My life today looks like this: – I rarely leave the house before 8.30 due to my toileting needs – I won’t go anywhere without knowing where the loos are – Long drives and travel generally are riven with anxiety – I left a job I loved as it was heart breaking the impact my condition had on my career and ability to do my job – I struggle to be around friends with babies. Every year on my son’s birthday I have difficulty dealing with the psychological impact. I carry pads, wipes, Imodium, pants everywhere I go – I have been shouted at when using disabled loos as I don’t ‘look disabled’.My confidence, my ‘me-ness’, the essence of who I am, has been destroyed. My relationship with my partner has suffered – I live in a constant state of anxiety.
Now imagine how different my life might look if I had had a discussion about the risks and been afforded the time and respect to think about my situation and what might have been the right thing for me.
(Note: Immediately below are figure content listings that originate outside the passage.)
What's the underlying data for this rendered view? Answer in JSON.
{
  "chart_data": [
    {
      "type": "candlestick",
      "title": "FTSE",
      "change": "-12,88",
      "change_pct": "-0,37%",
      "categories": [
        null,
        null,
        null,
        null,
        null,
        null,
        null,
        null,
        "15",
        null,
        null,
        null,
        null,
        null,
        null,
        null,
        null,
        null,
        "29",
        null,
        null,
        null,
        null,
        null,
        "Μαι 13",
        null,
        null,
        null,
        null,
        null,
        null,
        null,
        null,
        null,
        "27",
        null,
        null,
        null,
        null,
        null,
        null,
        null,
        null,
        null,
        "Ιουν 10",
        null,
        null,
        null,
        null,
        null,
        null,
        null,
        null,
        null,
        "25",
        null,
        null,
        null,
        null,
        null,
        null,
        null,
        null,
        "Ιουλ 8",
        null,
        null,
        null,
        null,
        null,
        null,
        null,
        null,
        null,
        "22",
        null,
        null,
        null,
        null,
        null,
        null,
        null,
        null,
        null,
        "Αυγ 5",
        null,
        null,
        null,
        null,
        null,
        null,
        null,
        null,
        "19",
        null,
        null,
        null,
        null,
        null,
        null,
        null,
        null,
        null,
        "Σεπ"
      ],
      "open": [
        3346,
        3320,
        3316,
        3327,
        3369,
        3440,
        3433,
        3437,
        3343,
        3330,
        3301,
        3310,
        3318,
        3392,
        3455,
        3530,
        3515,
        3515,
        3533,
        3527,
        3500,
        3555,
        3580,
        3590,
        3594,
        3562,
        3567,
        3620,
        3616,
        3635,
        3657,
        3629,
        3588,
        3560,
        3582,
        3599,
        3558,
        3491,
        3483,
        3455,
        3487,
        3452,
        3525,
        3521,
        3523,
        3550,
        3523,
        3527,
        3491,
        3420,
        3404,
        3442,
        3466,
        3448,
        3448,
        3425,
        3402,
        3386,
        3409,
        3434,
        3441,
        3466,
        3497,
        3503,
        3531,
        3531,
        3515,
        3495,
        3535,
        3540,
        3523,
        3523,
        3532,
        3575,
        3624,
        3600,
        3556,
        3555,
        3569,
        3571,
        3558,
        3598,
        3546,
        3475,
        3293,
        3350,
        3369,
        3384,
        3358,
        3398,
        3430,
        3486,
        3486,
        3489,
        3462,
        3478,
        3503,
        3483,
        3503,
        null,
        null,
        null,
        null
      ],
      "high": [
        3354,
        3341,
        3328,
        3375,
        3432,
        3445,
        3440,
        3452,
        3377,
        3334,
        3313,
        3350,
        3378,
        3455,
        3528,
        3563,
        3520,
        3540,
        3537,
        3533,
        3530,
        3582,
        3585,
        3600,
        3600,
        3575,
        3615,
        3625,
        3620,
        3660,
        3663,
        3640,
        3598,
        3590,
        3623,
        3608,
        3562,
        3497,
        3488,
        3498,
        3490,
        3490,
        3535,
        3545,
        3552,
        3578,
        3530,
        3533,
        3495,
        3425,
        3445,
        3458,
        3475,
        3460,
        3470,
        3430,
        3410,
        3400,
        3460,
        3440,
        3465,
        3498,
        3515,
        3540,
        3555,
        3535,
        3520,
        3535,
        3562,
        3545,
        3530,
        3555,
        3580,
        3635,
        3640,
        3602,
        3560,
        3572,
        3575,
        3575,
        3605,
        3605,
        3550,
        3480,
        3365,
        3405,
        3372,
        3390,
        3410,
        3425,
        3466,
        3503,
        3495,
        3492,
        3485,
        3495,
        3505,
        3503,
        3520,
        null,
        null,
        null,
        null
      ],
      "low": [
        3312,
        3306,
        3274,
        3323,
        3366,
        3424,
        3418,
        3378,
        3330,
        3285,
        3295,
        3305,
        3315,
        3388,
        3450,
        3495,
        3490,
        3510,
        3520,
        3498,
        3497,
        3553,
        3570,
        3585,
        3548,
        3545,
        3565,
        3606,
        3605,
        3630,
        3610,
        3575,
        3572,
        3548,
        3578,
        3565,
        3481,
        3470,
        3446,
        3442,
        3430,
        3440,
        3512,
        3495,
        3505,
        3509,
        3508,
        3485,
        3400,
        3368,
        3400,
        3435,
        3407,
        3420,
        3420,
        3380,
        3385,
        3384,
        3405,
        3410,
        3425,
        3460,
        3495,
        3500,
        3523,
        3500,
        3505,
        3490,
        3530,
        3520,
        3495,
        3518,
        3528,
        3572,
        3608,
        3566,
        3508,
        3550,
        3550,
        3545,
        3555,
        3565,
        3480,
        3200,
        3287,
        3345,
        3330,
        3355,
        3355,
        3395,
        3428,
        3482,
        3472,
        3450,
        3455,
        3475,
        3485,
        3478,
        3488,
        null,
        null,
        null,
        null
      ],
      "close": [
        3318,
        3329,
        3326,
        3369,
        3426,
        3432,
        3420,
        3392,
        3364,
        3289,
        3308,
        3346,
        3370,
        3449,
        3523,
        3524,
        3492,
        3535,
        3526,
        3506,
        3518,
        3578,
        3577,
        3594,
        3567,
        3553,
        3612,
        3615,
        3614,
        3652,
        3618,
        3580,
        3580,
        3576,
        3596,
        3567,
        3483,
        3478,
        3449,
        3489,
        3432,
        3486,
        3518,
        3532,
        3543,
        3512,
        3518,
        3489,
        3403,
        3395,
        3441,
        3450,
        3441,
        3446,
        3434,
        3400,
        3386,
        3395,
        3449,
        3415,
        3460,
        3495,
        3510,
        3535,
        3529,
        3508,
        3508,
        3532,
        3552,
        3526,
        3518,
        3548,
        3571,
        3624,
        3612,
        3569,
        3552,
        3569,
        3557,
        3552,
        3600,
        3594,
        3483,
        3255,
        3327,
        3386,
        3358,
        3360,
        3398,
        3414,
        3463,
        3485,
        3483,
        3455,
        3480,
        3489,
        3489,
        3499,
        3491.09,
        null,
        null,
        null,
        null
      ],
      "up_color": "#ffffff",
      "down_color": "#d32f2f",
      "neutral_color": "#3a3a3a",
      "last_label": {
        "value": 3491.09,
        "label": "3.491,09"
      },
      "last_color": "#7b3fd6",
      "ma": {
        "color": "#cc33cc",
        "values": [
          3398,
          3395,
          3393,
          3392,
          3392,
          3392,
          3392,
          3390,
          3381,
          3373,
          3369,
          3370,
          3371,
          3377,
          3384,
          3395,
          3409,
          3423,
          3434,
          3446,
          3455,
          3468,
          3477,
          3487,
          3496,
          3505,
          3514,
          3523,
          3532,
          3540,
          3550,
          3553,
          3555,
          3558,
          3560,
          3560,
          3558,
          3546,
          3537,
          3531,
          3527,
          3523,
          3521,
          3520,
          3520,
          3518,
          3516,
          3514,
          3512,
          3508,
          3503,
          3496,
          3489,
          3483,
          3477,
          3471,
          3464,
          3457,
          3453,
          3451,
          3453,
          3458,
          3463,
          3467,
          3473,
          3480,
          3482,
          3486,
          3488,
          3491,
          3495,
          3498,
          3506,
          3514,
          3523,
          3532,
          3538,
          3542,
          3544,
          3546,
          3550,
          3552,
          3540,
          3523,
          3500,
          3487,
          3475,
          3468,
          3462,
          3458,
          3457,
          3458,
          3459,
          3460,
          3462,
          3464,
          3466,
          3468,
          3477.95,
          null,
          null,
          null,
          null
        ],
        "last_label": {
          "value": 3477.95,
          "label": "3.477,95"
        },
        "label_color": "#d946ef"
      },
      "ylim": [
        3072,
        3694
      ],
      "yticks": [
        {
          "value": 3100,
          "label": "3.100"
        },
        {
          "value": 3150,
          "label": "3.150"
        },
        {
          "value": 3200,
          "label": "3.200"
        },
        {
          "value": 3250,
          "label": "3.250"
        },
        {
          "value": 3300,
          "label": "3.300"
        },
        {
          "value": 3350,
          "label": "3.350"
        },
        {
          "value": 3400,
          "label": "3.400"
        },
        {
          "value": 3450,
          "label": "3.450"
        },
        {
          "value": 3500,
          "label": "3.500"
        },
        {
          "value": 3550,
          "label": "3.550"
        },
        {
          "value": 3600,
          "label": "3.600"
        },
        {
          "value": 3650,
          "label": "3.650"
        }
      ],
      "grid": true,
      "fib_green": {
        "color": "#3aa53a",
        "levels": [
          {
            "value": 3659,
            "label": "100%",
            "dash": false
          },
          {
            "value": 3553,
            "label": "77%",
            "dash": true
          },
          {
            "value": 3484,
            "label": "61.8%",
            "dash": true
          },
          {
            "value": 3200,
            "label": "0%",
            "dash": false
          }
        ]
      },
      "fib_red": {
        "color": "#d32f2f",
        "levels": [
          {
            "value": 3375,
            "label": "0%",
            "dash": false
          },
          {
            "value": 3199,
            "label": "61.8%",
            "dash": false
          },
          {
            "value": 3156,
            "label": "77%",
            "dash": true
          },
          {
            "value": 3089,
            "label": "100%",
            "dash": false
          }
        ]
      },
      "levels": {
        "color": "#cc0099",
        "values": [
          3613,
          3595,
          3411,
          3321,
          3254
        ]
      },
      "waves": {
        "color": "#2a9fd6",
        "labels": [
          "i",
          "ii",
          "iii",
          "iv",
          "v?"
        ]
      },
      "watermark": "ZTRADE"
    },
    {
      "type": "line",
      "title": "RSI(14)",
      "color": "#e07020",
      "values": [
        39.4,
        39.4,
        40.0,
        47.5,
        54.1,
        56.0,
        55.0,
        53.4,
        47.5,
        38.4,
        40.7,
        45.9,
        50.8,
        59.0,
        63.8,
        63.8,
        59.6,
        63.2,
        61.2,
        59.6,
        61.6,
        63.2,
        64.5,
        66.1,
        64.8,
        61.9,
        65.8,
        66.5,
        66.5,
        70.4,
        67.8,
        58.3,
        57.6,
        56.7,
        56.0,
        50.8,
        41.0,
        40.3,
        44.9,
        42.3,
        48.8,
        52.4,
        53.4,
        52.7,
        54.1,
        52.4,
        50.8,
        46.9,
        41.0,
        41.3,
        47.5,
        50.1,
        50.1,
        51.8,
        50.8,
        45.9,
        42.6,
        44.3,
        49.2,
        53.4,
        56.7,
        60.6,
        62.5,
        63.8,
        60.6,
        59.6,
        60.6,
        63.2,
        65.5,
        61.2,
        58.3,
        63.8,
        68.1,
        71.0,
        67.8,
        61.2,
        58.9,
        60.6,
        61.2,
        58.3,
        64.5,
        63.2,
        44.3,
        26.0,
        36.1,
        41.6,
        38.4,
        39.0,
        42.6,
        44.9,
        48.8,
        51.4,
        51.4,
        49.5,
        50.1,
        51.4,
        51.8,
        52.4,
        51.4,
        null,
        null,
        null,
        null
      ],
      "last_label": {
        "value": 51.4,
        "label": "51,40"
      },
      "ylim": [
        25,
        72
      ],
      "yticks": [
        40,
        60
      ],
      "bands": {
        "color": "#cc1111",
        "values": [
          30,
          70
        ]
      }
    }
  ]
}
If I had been able to attend, for example, an ante natal class about consent and birth complications, or if I could have attended a consent clinic, or if in one of those many wasted hours waiting or the induction drugs to kick in, someone had come to talk to me about it. I came across a quote the other day – that birth and death “are like holes in this ordinary life, through which something higher showed”. The hole of childbirth is not fully discussed, explored, prepared for. I have heard so many women say to me since I had my son: “I cannot believe I never knew this could happen to me”. And that needs to stop.